Guillaume Gormand : Les raisons sont multiples. Je retiens cette phrase du chercheur Patrick Gibert : "l’évaluation est nécessairement irrespectueuse, désacralisante et démystificatrice". L’évaluation d’un programme amène à mettre en difficulté son créateur et ses participants. Pour des partisans de la vidéo, c’est délicat de se soumettre à un protocole dont ils ne maîtrisent ni la méthode, ni les résultats. Il faut vouloir se prêter à l’exercice. Certains le font. La ville de Montpellier m’a accueilli trois ans pendant ma thèse, et aujourd’hui la gendarmerie avec cette étude portée par le CREOGN. Mais trop peu d’acteurs municipaux souhaitent se prêter au jeu de l’évaluation.
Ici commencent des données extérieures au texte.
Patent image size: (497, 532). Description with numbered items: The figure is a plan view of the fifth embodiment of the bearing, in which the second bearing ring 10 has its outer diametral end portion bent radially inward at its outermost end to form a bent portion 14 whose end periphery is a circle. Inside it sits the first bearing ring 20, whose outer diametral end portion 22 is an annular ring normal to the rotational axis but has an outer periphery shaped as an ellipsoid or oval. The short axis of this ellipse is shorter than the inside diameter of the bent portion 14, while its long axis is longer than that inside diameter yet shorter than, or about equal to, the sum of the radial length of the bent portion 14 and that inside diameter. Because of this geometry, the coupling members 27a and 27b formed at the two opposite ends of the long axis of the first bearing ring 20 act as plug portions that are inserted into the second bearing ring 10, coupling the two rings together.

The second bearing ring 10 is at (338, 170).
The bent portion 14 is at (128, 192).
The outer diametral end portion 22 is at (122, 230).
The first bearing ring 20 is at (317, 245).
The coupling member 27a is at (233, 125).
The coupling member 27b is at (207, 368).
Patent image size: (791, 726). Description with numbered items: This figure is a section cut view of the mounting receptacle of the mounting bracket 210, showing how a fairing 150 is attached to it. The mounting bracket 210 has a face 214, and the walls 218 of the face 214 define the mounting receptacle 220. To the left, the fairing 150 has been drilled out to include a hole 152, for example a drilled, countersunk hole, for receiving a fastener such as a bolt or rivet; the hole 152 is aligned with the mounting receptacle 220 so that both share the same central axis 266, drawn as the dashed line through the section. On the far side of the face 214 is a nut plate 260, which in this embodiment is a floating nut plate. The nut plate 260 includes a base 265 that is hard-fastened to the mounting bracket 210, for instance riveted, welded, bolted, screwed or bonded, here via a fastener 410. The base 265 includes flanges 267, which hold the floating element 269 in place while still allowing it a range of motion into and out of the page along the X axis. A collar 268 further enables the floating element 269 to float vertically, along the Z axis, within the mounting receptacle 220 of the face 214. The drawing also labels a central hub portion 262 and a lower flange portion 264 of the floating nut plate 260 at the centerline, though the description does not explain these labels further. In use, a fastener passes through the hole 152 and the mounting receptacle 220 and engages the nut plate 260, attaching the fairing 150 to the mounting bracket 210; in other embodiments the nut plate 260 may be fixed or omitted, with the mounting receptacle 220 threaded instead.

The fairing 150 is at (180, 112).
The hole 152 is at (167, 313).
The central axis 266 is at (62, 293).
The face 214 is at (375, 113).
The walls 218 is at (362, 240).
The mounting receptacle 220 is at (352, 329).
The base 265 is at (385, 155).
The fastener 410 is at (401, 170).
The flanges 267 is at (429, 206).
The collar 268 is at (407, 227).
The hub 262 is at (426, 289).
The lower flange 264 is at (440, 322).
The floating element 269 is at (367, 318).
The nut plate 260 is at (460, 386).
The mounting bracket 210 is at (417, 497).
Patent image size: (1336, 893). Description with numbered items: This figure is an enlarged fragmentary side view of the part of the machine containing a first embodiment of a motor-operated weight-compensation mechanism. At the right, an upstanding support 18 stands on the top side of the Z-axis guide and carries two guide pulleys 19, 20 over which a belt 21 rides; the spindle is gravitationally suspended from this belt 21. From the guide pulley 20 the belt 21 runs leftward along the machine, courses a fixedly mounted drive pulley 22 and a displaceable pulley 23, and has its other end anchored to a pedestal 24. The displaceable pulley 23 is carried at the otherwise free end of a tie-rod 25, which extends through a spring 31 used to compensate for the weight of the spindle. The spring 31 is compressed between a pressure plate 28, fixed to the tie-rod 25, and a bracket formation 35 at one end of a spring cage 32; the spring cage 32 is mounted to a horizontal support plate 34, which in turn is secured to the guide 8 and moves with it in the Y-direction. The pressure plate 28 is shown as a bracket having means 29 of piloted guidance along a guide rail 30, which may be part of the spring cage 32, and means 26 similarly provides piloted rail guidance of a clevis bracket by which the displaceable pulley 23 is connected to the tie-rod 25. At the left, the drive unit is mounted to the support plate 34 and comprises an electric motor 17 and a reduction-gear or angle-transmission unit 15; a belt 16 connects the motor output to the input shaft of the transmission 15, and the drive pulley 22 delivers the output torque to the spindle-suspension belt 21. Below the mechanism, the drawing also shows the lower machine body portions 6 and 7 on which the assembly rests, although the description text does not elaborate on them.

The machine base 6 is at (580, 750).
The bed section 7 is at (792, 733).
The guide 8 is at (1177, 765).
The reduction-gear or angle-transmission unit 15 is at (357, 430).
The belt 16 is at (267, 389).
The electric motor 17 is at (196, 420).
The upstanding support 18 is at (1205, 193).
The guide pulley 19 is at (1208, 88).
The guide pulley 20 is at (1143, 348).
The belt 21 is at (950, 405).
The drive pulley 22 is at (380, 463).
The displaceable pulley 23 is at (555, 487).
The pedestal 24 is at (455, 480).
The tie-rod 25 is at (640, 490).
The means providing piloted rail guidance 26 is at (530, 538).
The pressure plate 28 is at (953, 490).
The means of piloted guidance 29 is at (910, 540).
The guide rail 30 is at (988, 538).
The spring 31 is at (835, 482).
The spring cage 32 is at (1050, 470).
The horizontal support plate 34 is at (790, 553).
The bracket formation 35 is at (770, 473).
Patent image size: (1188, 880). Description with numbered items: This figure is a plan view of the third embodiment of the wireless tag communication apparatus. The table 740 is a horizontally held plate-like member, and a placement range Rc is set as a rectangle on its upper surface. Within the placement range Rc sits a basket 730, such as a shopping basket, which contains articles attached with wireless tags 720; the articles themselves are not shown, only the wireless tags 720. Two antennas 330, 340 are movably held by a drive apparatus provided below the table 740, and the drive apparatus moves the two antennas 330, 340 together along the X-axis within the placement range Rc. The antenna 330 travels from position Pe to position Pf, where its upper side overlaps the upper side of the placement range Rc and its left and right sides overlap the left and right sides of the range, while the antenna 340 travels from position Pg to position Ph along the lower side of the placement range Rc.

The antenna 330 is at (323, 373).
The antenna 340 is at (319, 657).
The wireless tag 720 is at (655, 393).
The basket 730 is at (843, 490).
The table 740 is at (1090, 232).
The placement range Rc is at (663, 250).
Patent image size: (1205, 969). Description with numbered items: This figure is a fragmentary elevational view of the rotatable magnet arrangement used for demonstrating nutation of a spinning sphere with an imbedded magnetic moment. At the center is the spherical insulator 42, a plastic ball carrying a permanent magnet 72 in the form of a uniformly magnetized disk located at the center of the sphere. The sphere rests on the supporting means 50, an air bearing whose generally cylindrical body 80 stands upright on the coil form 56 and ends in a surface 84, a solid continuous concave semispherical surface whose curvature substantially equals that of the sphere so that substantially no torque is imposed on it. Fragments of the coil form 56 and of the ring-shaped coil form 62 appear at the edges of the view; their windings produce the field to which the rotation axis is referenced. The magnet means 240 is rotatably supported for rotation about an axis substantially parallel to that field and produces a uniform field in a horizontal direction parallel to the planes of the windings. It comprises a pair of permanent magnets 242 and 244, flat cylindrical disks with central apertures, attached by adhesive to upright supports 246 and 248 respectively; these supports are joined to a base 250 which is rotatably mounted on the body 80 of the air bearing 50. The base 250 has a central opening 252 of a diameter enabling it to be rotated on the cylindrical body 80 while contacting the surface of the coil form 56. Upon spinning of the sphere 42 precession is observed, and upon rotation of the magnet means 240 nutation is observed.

Une autre difficulté réside dans la temporalité. Il y a une difficulté de faire correspondre un agenda politique et un agenda scientifique. L’évaluation s’inscrit dans le temps long, ce n’est pas le cas de la politique. Aussi, il y a une logique de coût. Une évaluation c’est une dépense sans avantage immédiat. Beaucoup de collectivités s’estiment convaincus par leur système et préfèrent rajouter caméras ou engager un opérateur vidéo supplémentaire plutôt qu’une étude. Pourquoi évaluer un objet qui nous est présenté depuis des années comme efficace ?
Un grand nombre d’acteurs voient la vidéo de manière dogmatique : la vidéosurveillance est efficace et puis c’est tout. Critiquer la vidéosurveillance, c’est parfois être classé comme anti-sécurité, ou anti-flic, c’est s’attaquer à une religion. C’est difficile de se battre contre ces approches. L’évaluation peut devenir un outil pour avoir une approche rationnel de ce sujet, souvent enlisé dans des débats idéologiques.
Lors d’un webinaire organisée par l’AN2V, jeudi 9 décembre 2021, Elisabeth Sellos-Cartel, qui s'occupe des sujets liés à la vidéosurveillance à la DPSIS au ministère de l’Intérieur, se dit "interpellée" par les résultats de cette étude. Selon elle, "plusieurs raisons" peuvent expliquer la faible part des enquêtes résolues par la vidéosurveillance, comme des difficultés d’appropriation du dispositif par les enquêteurs. Elle propose aux responsables de CSU présents lors de cette réunion de l’AN2V de lui transmettre "tous les résultats de constats, de fragrants délits, etc." qu’ils relèvent afin qu’elle puisse les "faire remonter".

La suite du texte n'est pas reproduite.